Typical orbits of quadratic polynomials with a neutral fixed point: non-Brjuno type

TL;DR

This paper explores the dynamics of quadratic polynomials with neutral fixed points, focusing on measure-theoretic attractors and linearization domains, using near-parabolic renormalization techniques for irrational rotation numbers.

Contribution

It introduces new quantitative and analytic methods to study the fine-scale structure of attractors and bounds on linearization domains for these maps.

Findings

Established an optimal upper bound on the size of the linearization domain.

Analyzed the measure-theoretic properties of attractors.
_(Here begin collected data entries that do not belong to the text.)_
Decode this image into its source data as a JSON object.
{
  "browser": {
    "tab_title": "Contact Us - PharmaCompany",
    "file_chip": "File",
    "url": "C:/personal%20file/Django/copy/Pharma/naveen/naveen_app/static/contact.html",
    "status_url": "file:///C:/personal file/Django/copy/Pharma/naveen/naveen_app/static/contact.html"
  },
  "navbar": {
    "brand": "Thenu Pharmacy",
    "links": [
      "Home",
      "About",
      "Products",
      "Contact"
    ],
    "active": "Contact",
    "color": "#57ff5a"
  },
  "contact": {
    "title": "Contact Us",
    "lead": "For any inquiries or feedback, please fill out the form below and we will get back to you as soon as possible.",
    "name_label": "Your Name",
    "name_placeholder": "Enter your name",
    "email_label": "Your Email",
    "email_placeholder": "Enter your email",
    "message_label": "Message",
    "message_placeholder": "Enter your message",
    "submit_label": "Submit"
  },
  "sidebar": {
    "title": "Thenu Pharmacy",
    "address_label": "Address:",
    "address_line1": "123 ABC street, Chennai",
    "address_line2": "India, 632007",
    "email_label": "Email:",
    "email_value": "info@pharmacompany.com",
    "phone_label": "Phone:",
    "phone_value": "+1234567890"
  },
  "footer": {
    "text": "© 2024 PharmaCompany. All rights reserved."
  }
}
Connected the size of domains to the Siegel-Brjuno-Yoccoz series.

Abstract

We investigate the quantitative and analytic aspects of the near-parabolic renormalization scheme introduced by Inou and Shishikura in 2006. These provide techniques to study the dynamics of some holomorphic maps of the form $f(z) = e^{2\pi i \alpha} z + \mathcal{O}(z^2)$, including the quadratic polynomials $e^{2\pi i \alpha} z+z^2$, for some irrational values of $\alpha$. The main results of the paper concern fine-scale features of the measure-theoretic attractors of these maps, and their dependence on the data. As a bi-product, we establish an optimal upper bound on the size of the maximal linearization domain in terms of the Siegel-Brjuno-Yoccoz series of $\alpha$.